If you do not pay the premium by the premium payment date, the insurance company would send a notice to you stating the 30-day grace period. You would have 3 choices:

  • Totally stop the policy
  • Continue the policy with only insurance (no investment component)
  • Continue the policy as it was earlier (insurance plus investment components)

If you do not exercise any of these choices, your policy would lapse. A lapsed policy can be revived anytime up to 5 years from the lapse. However, the insurer would have the right to reject such revival request on certain grounds like significant change in your health condition, etc.

Cap on surrender fees / charges

It has been proposed by IRDA to limit the first year surrender charges to 12.5% for ULIP policies with a term of less than 10 years, and to 15% for ULIPs longer than 10 years.

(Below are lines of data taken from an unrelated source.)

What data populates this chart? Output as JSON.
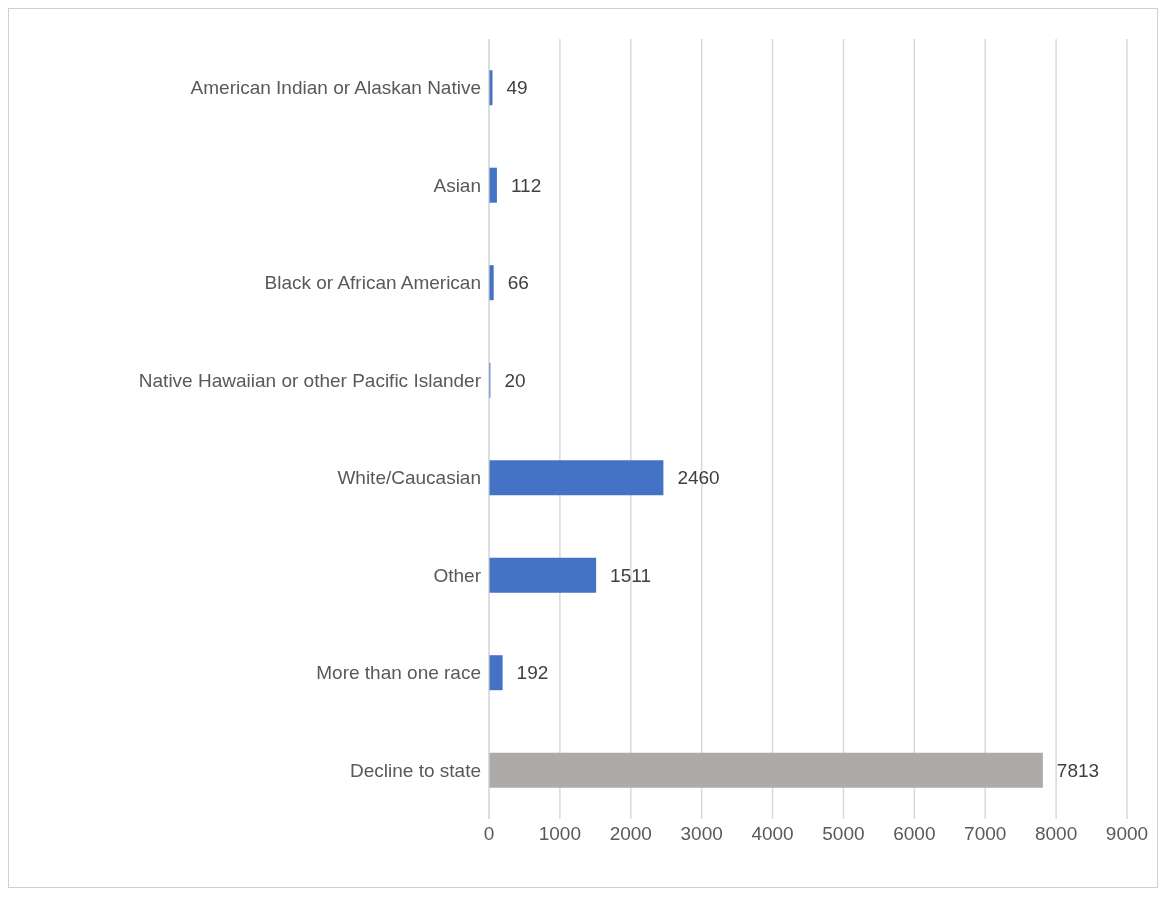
{
  "chart_data": {
    "type": "bar",
    "orientation": "horizontal",
    "categories": [
      "American Indian or Alaskan Native",
      "Asian",
      "Black or African American",
      "Native Hawaiian or other Pacific Islander",
      "White/Caucasian",
      "Other",
      "More than one race",
      "Decline to state"
    ],
    "values": [
      49,
      112,
      66,
      20,
      2460,
      1511,
      192,
      7813
    ],
    "colors": [
      "#4472c4",
      "#4472c4",
      "#4472c4",
      "#4472c4",
      "#4472c4",
      "#4472c4",
      "#4472c4",
      "#aeaaaa"
    ],
    "xlim": [
      0,
      9000
    ],
    "xticks": [
      0,
      1000,
      2000,
      3000,
      4000,
      5000,
      6000,
      7000,
      8000,
      9000
    ],
    "grid": "x",
    "data_labels": true
  }
}
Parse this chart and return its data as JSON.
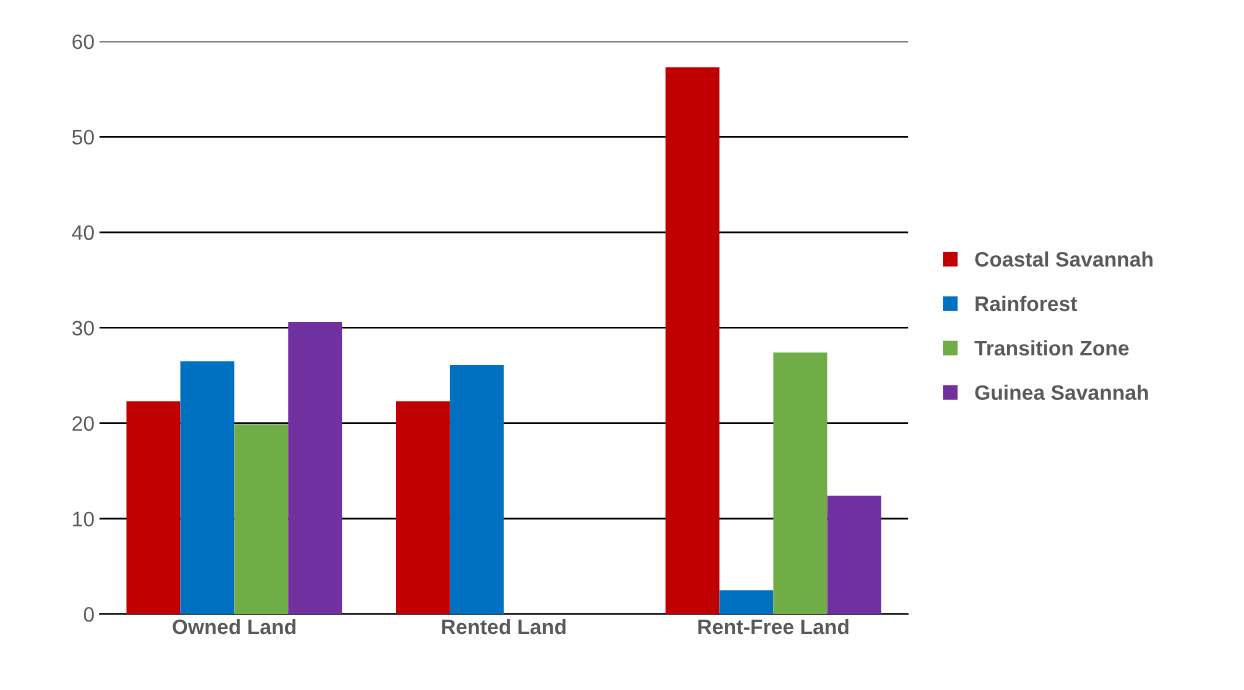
{
  "chart_data": {
    "type": "bar",
    "categories": [
      "Owned Land",
      "Rented Land",
      "Rent-Free Land"
    ],
    "series": [
      {
        "name": "Coastal Savannah",
        "color": "#c00000",
        "values": [
          22.3,
          22.3,
          57.3
        ]
      },
      {
        "name": "Rainforest",
        "color": "#0070c0",
        "values": [
          26.5,
          26.1,
          2.5
        ]
      },
      {
        "name": "Transition Zone",
        "color": "#70ad47",
        "values": [
          19.9,
          0,
          27.4
        ]
      },
      {
        "name": "Guinea Savannah",
        "color": "#7030a0",
        "values": [
          30.6,
          0,
          12.4
        ]
      }
    ],
    "ylim": [
      0,
      60
    ],
    "yticks": [
      0,
      10,
      20,
      30,
      40,
      50,
      60
    ],
    "grid": "y",
    "legend": "right"
  }
}
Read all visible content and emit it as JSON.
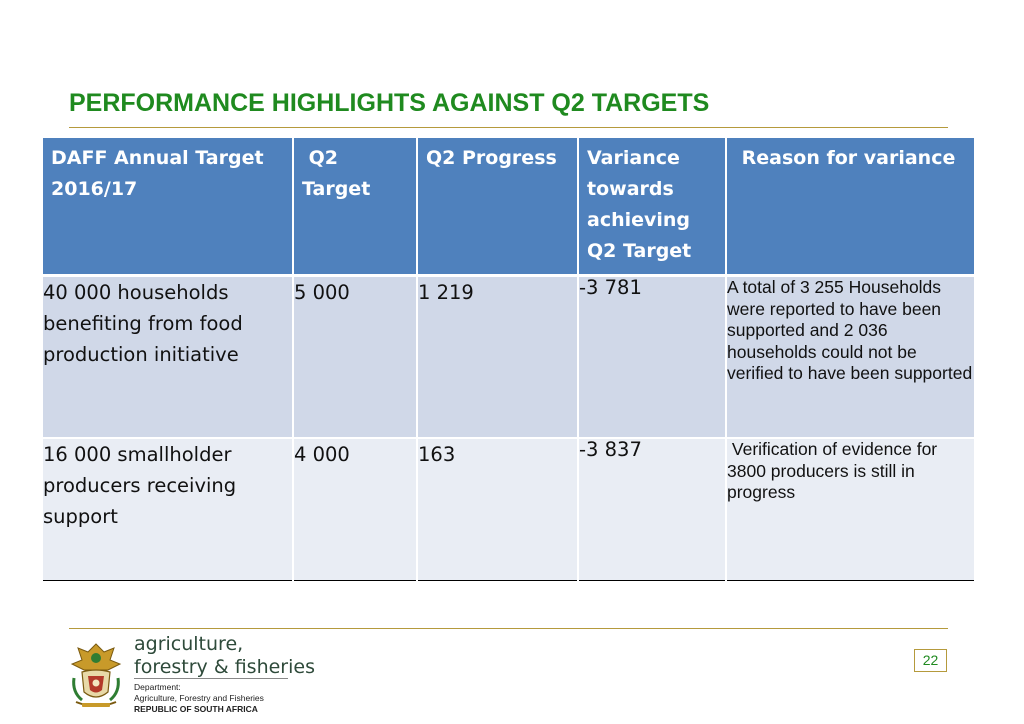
{
  "slide": {
    "title": "PERFORMANCE HIGHLIGHTS AGAINST Q2 TARGETS",
    "page_number": "22"
  },
  "table": {
    "headers": [
      "DAFF Annual Target 2016/17",
      " Q2 Target",
      "Q2 Progress",
      "Variance towards achieving Q2 Target",
      " Reason for variance"
    ],
    "rows": [
      {
        "target": "40 000 households benefiting from food production initiative",
        "q2_target": "5 000",
        "q2_progress": "1 219",
        "variance": "-3 781",
        "reason": "A total of 3 255 Households were reported to have been supported and 2 036 households could not be verified to have been supported"
      },
      {
        "target": "16 000 smallholder producers receiving support",
        "q2_target": "4 000",
        "q2_progress": "163",
        "variance": "-3 837",
        "reason": " Verification of evidence for 3800 producers is still in progress"
      }
    ]
  },
  "footer": {
    "brand_line1": "agriculture,",
    "brand_line2": "forestry & fisheries",
    "dept_line1": "Department:",
    "dept_line2": "Agriculture, Forestry and Fisheries",
    "dept_line3": "REPUBLIC OF SOUTH AFRICA",
    "logo_icon": "coat-of-arms-icon"
  },
  "colors": {
    "title": "#1f8a1f",
    "header_bg": "#4f81bd",
    "row1_bg": "#d0d8e8",
    "row2_bg": "#e9edf4",
    "rule": "#b59a3c"
  }
}
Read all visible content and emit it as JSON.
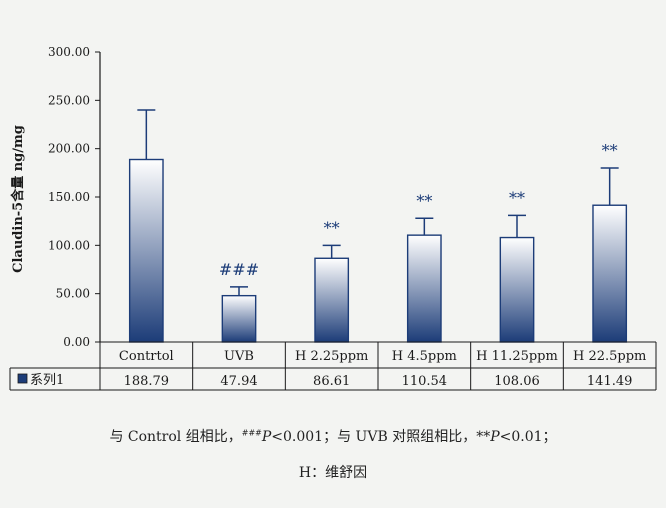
{
  "chart_data": {
    "type": "bar",
    "ylabel": "Claudin-5含量 ng/mg",
    "ylim": [
      0,
      300
    ],
    "yticks": [
      "0.00",
      "50.00",
      "100.00",
      "150.00",
      "200.00",
      "250.00",
      "300.00"
    ],
    "categories": [
      "Contrtol",
      "UVB",
      "H 2.25ppm",
      "H 4.5ppm",
      "H 11.25ppm",
      "H 22.5ppm"
    ],
    "series": [
      {
        "name": "系列1",
        "values": [
          188.79,
          47.94,
          86.61,
          110.54,
          108.06,
          141.49
        ],
        "value_labels": [
          "188.79",
          "47.94",
          "86.61",
          "110.54",
          "108.06",
          "141.49"
        ],
        "error_upper": [
          240,
          57,
          100,
          128,
          131,
          180
        ]
      }
    ],
    "annotations": [
      "",
      "###",
      "**",
      "**",
      "**",
      "**"
    ],
    "data_table": true,
    "grid": false,
    "bar_gradient": [
      "#ffffff",
      "#1c3c78"
    ]
  },
  "footnote": {
    "line1_a": "与 Control 组相比，",
    "line1_sup": "###",
    "line1_b": "P",
    "line1_c": "<0.001；与 UVB 对照组相比，**",
    "line1_d": "P",
    "line1_e": "<0.01；",
    "line2": "H：维舒因"
  }
}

The surrender charges for subsequent years would decrease gradually. There would be no surrender charge after the 6th year for ULIPs of less than 10 years, and after the 7th year for ULIPs longer than 10 years.

Here are the year-wise details of the cap on surrender charges:

Year of SurrenderPolicy Tenure Less Than 10 YearsPolicy Tenure More Than 10 Years
6thNo Charge2.50%
7th Year OnwardsNo ChargeNo Charge

This means that when you surrender your ULIP policy, you would get a larger portion of the fund value back – the money that is anyway rightfully yours!